The results of this research also showed that there were significant increases in serum urea and creatinine levels at admission, then levels decreased significantly during the hospital stay period and at discharge. Also, at admission, 8.4% and 5.5% of patients had an increase in urea and creatinine serum levels that decreased to 5.0% and 2.1% during the hospital stay and decreased to 2.9% and 0.0% at discharge. Renal affection in infectious diseases takes place due to different mechanisms as a direct microbial invasion of the kidney may take place due to septicaemic extend or ascending infections; kidney damage may be due to systemic formation of endotoxin or other toxins and inflammatory cascade stimulation during septicaemia; ischemic destruction may occur from insufficient perfusion produced by septic shock; kidney may be damaged by immunologic pathways activation or by immune complexes due to infectious process.

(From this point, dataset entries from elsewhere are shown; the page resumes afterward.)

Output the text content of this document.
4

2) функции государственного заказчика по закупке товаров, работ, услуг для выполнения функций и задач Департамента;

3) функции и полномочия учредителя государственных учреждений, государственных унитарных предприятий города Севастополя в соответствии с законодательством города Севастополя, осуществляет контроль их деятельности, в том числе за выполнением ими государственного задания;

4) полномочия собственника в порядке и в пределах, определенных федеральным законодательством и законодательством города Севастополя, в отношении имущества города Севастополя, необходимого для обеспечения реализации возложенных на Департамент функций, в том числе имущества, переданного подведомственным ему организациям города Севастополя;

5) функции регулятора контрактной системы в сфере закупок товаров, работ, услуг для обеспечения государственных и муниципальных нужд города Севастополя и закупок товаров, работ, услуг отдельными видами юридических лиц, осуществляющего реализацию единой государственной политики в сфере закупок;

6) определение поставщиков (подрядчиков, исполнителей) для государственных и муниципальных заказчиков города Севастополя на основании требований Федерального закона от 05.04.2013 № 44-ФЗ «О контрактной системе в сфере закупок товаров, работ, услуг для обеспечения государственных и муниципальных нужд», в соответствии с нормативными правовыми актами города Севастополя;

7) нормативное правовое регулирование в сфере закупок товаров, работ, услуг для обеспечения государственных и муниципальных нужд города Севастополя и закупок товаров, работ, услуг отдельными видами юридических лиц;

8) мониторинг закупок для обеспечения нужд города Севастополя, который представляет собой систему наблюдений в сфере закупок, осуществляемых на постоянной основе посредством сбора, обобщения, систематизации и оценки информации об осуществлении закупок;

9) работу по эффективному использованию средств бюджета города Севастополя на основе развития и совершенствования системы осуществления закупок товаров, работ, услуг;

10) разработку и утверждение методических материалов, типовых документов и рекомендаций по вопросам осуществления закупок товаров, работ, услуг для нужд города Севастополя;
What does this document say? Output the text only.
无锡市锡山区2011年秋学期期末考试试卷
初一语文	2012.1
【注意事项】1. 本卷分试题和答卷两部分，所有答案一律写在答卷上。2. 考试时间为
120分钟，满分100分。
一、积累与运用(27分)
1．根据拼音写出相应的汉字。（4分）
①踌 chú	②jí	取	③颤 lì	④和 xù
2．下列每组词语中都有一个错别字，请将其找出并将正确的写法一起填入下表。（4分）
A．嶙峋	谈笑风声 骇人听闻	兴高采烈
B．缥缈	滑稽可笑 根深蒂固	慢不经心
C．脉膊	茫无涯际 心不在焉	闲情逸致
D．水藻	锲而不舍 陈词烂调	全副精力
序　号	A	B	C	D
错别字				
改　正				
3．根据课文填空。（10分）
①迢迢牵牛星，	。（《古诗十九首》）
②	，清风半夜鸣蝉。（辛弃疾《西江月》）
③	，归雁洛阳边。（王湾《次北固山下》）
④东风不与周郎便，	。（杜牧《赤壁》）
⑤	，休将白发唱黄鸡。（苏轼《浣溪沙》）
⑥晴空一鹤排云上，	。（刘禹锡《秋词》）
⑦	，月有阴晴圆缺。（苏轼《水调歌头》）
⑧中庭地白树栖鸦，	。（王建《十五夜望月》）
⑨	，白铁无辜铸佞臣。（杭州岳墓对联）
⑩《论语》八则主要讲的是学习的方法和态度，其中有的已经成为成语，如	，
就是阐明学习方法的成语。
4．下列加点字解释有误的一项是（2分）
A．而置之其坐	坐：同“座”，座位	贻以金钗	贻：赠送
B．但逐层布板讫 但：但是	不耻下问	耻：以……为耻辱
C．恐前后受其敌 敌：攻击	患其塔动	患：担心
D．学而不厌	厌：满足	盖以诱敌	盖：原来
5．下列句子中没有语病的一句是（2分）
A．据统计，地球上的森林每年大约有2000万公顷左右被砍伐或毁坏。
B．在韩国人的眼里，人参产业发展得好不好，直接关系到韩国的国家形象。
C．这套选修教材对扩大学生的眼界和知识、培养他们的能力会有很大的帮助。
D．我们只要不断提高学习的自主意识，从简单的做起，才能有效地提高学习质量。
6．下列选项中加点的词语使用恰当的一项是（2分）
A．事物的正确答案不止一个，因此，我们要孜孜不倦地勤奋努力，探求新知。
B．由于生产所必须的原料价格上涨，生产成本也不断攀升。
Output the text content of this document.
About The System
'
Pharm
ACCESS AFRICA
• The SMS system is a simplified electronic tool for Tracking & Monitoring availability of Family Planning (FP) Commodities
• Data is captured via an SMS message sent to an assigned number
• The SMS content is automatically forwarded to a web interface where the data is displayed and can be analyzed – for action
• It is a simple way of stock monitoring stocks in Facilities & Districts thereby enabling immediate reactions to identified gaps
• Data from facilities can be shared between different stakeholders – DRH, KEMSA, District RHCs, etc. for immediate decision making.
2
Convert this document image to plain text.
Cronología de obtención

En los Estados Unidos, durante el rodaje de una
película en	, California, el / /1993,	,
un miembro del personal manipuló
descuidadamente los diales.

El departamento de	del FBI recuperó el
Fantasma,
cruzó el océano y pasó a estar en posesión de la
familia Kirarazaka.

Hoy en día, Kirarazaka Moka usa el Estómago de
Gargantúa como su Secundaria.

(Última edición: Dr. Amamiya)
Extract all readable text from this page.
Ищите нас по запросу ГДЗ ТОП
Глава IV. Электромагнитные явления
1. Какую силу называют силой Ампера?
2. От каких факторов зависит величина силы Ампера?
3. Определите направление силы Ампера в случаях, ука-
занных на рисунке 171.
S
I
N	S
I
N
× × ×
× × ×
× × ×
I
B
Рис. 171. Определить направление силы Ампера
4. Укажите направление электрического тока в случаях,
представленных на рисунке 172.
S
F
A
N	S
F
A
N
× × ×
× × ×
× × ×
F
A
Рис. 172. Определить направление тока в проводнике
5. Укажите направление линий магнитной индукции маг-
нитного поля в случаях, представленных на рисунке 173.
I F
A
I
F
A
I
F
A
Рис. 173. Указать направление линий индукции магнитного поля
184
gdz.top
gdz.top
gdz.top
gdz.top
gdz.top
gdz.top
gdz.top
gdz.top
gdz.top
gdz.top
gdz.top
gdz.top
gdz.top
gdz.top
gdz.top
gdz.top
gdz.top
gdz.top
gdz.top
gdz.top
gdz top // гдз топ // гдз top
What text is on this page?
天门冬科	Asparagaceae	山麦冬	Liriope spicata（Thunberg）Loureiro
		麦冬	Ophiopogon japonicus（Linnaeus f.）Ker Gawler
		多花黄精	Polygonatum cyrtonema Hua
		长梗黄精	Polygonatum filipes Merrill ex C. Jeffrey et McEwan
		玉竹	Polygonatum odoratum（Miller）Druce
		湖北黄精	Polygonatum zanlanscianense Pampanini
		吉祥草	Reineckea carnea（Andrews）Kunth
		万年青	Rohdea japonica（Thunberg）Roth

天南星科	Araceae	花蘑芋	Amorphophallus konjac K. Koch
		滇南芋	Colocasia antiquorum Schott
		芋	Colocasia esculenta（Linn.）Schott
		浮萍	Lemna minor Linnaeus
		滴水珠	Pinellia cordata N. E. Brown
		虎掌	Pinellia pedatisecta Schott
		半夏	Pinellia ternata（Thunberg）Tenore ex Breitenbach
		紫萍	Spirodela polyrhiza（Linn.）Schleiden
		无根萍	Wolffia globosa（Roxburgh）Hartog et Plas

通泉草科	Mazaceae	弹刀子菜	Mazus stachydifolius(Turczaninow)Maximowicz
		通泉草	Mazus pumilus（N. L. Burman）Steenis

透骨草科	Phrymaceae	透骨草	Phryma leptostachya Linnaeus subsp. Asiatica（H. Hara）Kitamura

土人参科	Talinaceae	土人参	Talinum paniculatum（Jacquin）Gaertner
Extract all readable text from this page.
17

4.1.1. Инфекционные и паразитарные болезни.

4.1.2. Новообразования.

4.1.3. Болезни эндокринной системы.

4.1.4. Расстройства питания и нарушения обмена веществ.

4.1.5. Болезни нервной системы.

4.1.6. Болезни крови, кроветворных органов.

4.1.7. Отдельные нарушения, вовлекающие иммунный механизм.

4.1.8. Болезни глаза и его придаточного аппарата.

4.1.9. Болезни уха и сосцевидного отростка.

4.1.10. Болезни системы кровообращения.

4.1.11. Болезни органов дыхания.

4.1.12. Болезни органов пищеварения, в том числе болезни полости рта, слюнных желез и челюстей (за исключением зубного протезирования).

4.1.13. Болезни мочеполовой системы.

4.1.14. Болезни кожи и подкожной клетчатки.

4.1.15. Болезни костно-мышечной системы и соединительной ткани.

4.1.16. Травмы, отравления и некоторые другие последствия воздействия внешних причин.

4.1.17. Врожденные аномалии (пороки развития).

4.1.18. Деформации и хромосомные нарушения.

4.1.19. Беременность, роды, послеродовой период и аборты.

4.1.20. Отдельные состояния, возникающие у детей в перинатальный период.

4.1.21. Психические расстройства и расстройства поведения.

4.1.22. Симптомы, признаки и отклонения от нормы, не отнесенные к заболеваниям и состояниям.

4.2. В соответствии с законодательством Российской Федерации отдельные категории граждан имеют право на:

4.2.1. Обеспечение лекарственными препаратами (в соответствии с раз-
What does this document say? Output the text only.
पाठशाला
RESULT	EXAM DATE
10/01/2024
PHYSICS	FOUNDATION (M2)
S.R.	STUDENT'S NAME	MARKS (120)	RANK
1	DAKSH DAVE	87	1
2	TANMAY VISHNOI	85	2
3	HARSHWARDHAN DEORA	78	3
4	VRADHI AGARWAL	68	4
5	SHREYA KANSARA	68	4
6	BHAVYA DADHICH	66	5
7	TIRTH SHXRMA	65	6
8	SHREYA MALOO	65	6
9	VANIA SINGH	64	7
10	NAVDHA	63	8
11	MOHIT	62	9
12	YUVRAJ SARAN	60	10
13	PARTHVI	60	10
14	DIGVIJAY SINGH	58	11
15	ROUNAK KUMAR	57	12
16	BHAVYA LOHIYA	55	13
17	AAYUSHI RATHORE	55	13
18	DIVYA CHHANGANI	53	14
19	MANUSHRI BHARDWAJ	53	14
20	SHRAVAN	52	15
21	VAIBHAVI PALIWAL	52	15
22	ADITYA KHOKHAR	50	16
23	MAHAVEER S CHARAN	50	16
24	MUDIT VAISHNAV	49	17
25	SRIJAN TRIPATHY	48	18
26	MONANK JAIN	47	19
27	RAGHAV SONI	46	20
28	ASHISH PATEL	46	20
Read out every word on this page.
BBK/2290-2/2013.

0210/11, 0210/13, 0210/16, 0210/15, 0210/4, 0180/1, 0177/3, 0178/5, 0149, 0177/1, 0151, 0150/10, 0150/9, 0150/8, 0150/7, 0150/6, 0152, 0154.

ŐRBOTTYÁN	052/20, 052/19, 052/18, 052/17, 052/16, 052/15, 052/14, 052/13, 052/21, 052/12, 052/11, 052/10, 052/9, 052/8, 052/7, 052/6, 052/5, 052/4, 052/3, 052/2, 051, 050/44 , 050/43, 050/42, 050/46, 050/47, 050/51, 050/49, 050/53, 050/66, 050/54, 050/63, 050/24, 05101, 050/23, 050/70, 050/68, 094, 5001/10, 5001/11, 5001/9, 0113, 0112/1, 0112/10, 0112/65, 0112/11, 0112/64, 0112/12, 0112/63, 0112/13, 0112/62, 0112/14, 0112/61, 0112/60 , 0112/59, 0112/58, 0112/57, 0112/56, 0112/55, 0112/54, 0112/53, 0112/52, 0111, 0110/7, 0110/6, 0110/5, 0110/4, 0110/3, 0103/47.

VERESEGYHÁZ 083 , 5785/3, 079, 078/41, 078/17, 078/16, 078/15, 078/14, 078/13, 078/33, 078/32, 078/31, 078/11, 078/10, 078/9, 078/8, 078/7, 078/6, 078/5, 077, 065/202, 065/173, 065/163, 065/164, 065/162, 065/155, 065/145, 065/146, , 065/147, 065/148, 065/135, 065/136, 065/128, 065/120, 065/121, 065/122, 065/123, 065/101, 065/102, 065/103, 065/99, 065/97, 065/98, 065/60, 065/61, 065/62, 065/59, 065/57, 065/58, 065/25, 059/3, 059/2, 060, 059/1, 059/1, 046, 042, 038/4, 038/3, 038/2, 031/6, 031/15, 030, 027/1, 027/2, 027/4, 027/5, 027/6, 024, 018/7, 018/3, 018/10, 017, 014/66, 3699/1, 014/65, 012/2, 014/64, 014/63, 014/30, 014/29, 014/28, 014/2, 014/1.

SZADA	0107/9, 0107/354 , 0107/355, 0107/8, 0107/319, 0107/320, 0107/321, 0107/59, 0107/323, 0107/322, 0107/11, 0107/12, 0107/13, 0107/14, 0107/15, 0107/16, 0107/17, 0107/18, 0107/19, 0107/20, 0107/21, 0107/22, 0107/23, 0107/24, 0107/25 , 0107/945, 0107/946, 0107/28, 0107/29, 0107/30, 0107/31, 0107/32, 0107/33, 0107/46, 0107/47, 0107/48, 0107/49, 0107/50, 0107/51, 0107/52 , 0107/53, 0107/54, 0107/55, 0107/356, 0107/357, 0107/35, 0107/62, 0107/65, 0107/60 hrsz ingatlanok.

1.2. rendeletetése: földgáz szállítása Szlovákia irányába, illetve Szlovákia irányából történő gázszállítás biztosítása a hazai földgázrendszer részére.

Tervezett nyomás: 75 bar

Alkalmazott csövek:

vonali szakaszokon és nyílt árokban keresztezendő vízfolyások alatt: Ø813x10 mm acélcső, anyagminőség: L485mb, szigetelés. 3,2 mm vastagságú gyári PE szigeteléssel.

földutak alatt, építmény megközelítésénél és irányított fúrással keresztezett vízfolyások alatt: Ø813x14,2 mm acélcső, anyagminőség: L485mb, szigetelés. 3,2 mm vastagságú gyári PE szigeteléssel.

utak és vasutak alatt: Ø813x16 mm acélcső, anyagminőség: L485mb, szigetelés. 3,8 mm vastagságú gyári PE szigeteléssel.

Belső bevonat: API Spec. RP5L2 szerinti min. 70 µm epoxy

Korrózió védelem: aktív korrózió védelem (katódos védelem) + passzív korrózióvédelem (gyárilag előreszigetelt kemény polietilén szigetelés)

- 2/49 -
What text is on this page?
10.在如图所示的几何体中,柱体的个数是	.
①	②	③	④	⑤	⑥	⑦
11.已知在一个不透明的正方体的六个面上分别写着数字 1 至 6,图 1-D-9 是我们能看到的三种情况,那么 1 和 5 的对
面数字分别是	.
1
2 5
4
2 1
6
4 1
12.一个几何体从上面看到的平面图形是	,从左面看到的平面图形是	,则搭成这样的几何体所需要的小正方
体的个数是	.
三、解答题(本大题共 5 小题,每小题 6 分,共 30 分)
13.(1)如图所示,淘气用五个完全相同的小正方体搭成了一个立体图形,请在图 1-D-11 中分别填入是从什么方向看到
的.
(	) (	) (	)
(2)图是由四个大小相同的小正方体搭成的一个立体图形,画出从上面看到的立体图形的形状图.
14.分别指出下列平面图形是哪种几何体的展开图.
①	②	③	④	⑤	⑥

In many cases, more than one of these mechanisms occurs.

Limitations

This study had some limitations as it includes only one hospital and that made data cannot be generalised. The sample size is little to subdivide the patients into categories according to underlying infectious diseases.

Conclusion

Prevalence of electrolyte imbalance in hospitalised patients suffering from infectious diseases at the KAUH, Jeddah was high especially at admission and during the hospital stay. In patients with infectious diseases, there are abnormal serum electrolytes levels, such as sodium, potassium, and chloride levels at admission or during their hospital stay or at discharge as well as disturbed kidney functions. The diagnosis of electrolyte disturbances in patients with infectious diseases is a challenge for the clinician because of its frequency, different causes, and implications for prognosis and treatment. Suspicion should be raised by a complete physical examination in those patients with suggestive symptoms or at risk, and then ensured by serum electrolyte analysis. Further studies are needed to determine contributing factors associated with electrolyte imbalance during infectious diseases and hospital stay is recommended. A large prospective study that includes many hospitals and a large sample size of patients with infectious diseases is recommended to determine which infectious disease affects more electrolytes imbalance.

Source of funding

This research did not receive any specific grant from funding agencies in the public, commercial, or not-for-profit sectors.

Conflict of interest

The authors have no conflict of interest to declare.

Ethical approval

This study was approved by the institutional review board (IRB) of King Abdulaziz University Hospital (Reference No 663-19, on 6th November 2019).

Authors contributions

FIA conceived and designed the study and conducted the research. HAA provided research materials, collected, and organised data. IMWS revised the research methodology, analysed, and interpreted the data. ASA collected the data and wrote the discussion. AAA wrote the initial and final draft of the article and provided logistic support. All authors have critically reviewed and approved the final draft and are responsible for the content and similarity index of the manuscript.